O Nuno e a Cláudia disponibilizaram-se, mesmo vindo de longe, para fazer uma visita à menina. Conhecemo-nos pessoalmente, e notou-se que a empatia entre a Safira e eles existia. A Safira com a sua calma, a sua meiguice, a sua humildade conquistou-os logo.



Ficámos todos muitos felizes, mas havia um senão. A Safira teria de reagir, pelo menos, não negativamente perante os outros elementos do agregado familiar da Cláudia e do Nuno, o Jaime e a Sofia (os gatos).

Combinámos então levar a Safira num passeio até ao Algarve (local onde residem), e tentar perceber a reacção de todos, nomeadamente da Safira com os gatos.


Dia 28 de Dezembro de 2008, foi o dia da viagem da Safira até ao Algarve.
Dormiu praticamente a viagem toda. Trazia consigo todos os seus pertences, na esperança de que pudesse ser esta a oportunidade porque tanto esperava.

Mal chegou a casa do Nuno e da Cláudia, quis conhecer tudo. Depois de algum tempo sentia-se completamente à vontade. Queria sempre estar perto das pessoas, receber os mimos, as festas, as brincadeiras.
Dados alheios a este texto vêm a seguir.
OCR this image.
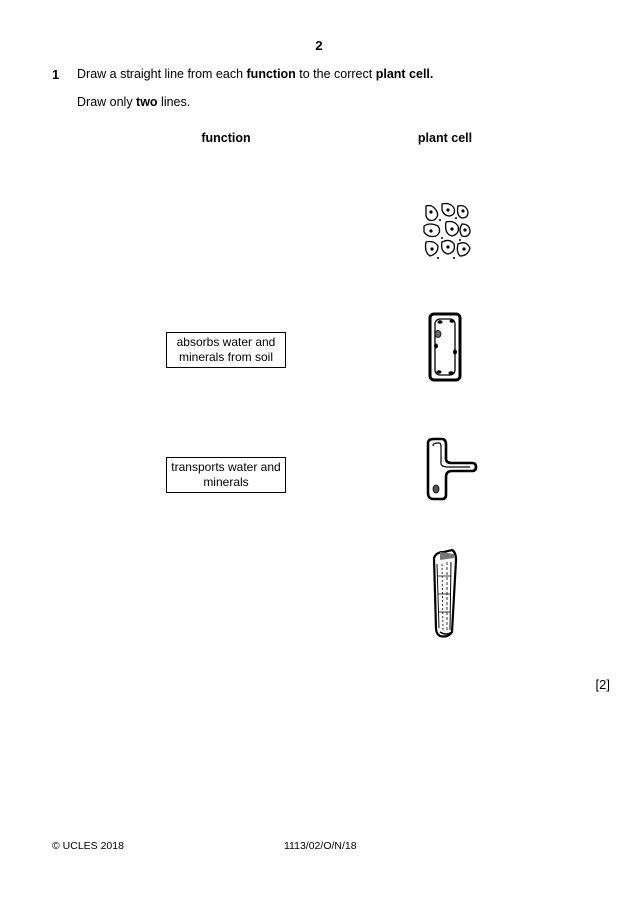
2
1 Draw a straight line from each function to the correct plant cell.
Draw only two lines.
function	plant cell
absorbs water and minerals from soil
transports water and minerals
[2]
© UCLES 2018	1113/02/O/N/18
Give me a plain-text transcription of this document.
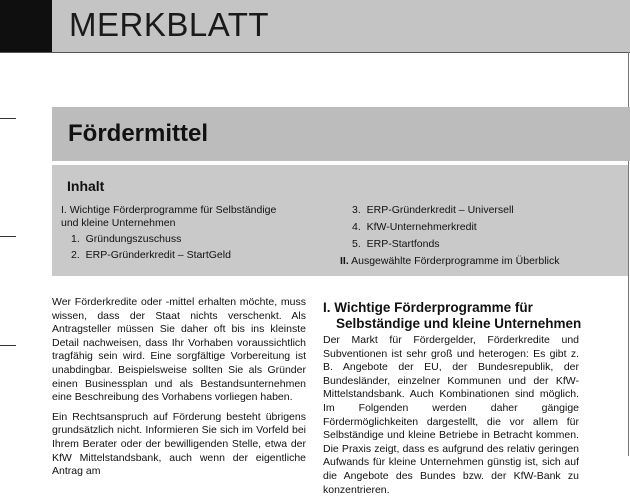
MERKBLATT
Fördermittel
Inhalt
I. Wichtige Förderprogramme für Selbständige und kleine Unternehmen
1. Gründungszuschuss
2. ERP-Gründerkredit – StartGeld
3. ERP-Gründerkredit – Universell
4. KfW-Unternehmerkredit
5. ERP-Startfonds
II. Ausgewählte Förderprogramme im Überblick

Wer Förderkredite oder -mittel erhalten möchte, muss wissen, dass der Staat nichts verschenkt. Als Antragsteller müssen Sie daher oft bis ins kleinste Detail nachweisen, dass Ihr Vorhaben voraussichtlich tragfähig sein wird. Eine sorgfältige Vorbereitung ist unabdingbar. Beispielsweise sollten Sie als Gründer einen Businessplan und als Bestandsunternehmen eine Beschreibung des Vorhabens vorliegen haben.

Ein Rechtsanspruch auf Förderung besteht übrigens grundsätzlich nicht. Informieren Sie sich im Vorfeld bei Ihrem Berater oder der bewilligenden Stelle, etwa der KfW Mittelstandsbank, auch wenn der eigentliche Antrag am

I. Wichtige Förderprogramme für
Selbständige und kleine Unternehmen
Der Markt für Fördergelder, Förderkredite und Subventionen ist sehr groß und heterogen: Es gibt z. B. Angebote der EU, der Bundesrepublik, der Bundesländer, einzelner Kommunen und der KfW-Mittelstandsbank. Auch Kombinationen sind möglich. Im Folgenden werden daher gängige Fördermöglichkeiten dargestellt, die vor allem für Selbständige und kleine Betriebe in Betracht kommen. Die Praxis zeigt, dass es aufgrund des relativ geringen Aufwands für kleine Unternehmen günstig ist, sich auf die Angebote des Bundes bzw. der KfW-Bank zu konzentrieren.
Queria dar a sua atenção, os seus mimos, as suas lambidelas.

O teste com os gatos correu pela positiva, a Safira tinha alguma curiosidade, mas ignorou a presença dos mesmos.
Foi vê-la depois saltar para o sofá onde estavam sentados a Cláudia e o Nuno, quase dar as suas tão conhecidas “cambalhotas de sofá”, enroscar-se entre eles, dar a barriguinha para festas.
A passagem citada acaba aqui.